The flu virus’s ability to mutate may sometimes be its downfall

One of influenza virus’s main weapons is actually a double-edged sword.

The virus’s ability to rapidly mutate lets it escape from the immune system’s memory and explains why people can be repeatedly re-infected with flu—unlike measles or polio. But those mutations can also blow the virus’s cover, Howard Hughes Medical Institute Investigator Jesse Bloom and colleagues reported May 8, 2019, in the Journal of Virology.

“We usually think of the flu virus’s ability to mutate and evolve as a bad thing for us,” Bloom says. It lets the virus jump from one species to another and evade the defenses provided by the flu vaccine. But, he says, “mutating has a downside for the virus, too.”

The work catalogs the different effects mutated and unmutated viruses have on individual human cells. It’s the first time scientists have taken such a cell-by-cell look and could help explain why people’s reactions to the flu vary so much.

A flu infection begins when flu viruses enter a handful of cells. The viral proteins get to work replicating their genomes and tricking infected cells into making viral proteins. New viruses bearing a copy of the invader’s genome quickly package themselves up and find more cells to invade. Some of those new viruses are exact copies of the original and others contain mistakes.

Billions of viruses will soon infect cells throughout the body—that’s when the aches and pains begin. But not everyone becomes equally sick. One of the reasons for this variation, Bloom says, is that some individuals’ immune systems are better at quickly and robustly controlling the infection.

Before immune cells respond, though, infected cells—usually lung cells—have to detect the virus and let nearby cells know. If the immune system has seen a particular strain before, even in the form of a vaccine, it quickly remembers how to fight it. If the virus has mutated too much since the last infection, the body will need extra time. That’s how the virus’s high mutation rate hampers the body’s defenses, Bloom says.
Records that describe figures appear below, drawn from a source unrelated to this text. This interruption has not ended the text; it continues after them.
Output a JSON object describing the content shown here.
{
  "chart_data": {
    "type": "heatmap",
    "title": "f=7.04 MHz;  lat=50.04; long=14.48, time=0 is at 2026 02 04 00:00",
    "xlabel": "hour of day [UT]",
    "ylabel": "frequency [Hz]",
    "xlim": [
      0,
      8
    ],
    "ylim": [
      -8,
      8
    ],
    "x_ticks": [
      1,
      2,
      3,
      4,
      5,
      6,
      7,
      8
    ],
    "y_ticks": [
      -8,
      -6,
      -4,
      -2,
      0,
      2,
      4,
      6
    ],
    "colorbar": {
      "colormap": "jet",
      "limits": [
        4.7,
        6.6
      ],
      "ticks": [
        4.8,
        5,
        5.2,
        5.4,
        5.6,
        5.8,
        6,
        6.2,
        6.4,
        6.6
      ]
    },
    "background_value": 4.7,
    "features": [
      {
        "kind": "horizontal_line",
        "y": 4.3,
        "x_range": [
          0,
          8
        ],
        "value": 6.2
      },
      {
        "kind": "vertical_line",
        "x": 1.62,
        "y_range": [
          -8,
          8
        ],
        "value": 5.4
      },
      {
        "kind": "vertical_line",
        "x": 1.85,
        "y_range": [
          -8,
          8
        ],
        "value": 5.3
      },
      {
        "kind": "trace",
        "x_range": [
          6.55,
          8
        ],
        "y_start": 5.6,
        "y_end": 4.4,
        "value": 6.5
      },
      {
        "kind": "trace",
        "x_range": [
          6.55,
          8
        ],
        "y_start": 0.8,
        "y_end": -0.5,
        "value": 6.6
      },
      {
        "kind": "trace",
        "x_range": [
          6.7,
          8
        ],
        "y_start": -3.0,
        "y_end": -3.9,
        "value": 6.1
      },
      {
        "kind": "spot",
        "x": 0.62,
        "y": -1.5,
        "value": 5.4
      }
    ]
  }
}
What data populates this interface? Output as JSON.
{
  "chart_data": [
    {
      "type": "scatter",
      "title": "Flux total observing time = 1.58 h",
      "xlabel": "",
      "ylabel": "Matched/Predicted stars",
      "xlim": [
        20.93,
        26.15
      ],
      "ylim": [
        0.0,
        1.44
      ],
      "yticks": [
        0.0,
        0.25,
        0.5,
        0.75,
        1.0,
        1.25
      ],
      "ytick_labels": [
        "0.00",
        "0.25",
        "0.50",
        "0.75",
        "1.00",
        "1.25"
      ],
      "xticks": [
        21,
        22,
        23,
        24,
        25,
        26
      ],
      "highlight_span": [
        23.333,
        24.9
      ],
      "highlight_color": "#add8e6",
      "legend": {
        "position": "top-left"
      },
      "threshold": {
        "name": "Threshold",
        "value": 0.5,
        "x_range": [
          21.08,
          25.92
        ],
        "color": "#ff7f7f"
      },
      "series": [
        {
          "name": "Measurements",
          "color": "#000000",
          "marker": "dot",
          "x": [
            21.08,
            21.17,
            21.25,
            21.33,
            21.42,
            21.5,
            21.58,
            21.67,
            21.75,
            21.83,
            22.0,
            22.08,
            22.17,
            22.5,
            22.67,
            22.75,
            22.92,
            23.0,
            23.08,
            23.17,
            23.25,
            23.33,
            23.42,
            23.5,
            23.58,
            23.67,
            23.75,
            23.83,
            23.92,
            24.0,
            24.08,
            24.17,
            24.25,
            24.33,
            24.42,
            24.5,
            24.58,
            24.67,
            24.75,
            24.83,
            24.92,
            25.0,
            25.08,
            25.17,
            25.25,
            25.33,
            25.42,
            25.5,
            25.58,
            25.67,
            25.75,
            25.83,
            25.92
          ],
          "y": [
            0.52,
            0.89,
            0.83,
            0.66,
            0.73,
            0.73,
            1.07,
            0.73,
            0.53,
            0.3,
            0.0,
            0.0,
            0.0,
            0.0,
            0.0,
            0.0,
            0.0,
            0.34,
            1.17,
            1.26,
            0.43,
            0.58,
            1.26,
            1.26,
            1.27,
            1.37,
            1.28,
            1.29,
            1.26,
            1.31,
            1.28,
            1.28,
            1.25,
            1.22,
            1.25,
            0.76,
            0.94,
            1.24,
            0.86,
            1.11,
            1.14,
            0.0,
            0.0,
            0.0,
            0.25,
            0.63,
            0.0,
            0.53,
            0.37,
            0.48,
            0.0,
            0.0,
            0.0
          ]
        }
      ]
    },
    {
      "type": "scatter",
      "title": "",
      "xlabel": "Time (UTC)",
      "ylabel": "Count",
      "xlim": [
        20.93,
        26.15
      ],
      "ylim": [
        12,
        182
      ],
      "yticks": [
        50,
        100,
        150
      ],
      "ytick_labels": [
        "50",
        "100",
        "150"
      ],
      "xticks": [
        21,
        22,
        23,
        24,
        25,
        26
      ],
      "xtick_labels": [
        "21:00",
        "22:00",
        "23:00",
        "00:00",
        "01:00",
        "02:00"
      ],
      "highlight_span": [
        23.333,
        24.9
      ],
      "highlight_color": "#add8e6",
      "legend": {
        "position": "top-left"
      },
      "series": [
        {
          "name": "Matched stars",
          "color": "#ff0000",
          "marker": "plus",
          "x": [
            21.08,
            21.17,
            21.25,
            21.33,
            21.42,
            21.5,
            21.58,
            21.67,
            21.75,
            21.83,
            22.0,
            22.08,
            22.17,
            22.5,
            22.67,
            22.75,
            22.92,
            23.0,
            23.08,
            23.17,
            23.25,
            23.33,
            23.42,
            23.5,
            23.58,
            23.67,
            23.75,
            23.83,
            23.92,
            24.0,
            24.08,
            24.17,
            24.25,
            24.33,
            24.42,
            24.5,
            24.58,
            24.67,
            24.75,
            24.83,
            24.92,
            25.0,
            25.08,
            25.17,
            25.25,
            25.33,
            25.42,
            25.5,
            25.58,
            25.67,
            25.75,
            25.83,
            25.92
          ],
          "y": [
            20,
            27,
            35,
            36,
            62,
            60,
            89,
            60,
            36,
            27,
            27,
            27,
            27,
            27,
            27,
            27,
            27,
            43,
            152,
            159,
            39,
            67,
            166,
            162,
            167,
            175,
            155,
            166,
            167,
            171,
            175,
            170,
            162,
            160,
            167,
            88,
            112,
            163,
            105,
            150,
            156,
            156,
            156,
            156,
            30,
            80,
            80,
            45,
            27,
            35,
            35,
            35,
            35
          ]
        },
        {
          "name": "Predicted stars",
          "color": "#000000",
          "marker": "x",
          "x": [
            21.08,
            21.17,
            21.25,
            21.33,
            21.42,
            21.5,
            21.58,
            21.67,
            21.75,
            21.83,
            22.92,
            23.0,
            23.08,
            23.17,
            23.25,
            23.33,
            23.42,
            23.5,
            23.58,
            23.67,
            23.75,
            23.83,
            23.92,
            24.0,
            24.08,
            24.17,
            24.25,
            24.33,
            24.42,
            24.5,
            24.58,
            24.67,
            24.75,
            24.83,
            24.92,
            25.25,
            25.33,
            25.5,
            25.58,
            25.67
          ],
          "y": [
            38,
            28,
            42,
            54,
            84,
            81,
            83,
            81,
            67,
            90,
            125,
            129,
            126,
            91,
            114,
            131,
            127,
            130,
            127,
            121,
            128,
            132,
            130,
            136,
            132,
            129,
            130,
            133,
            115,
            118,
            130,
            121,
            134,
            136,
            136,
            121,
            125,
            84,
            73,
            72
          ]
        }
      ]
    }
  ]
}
But it doesn’t explain the variation seen in the severity of people’s infections, he says. Bloom, a virologist at the Fred Hutchinson Cancer Research Center, thought those first few infected cells might hold the answer. Until now, scientists studying flu had largely studied armies of viruses infecting scads of cells. Bloom’s team wanted to tease apart the effect of single viruses on single cells.

“We’ve known for a long time that flu virus mutations exist,” he says, “but it had never before been possible to see the mutations and their effects in individual cells.”

His team infected human lung cells in a dish with lab-generated influenza viruses with relatively uniform genetic sequences. Then, they let the viruses infect and replicate within the cells and assessed their responses. To determine whether a given cell had detected its invader, they measured production of interferon, a molecule used to activate anti-viral defenses. To see how well an invading virus had replicated, they measured levels of viral messenger RNA, the building instructions for viral proteins.

The team also combined several genomic technologies to identify mutations that had cropped up as the virus multiplied within the cells. Cells’ responses to infection seemed to be related to the genomic quirks of the infecting virus, the team found. For example, an unmutated virus was more likely to produce lots of viral RNA and less likely to trigger the cellular alarm. Mutated viruses generally had the opposite effect.

“That’s where the virus’s high mutation rate becomes a double-edged sword,” Bloom says. “Some of its mutations inevitably foil its hiding mechanisms.” If someone is infected by mutated viruses, the immune system might more easily gain the upper hand than in someone infected by unmutated viruses, he says.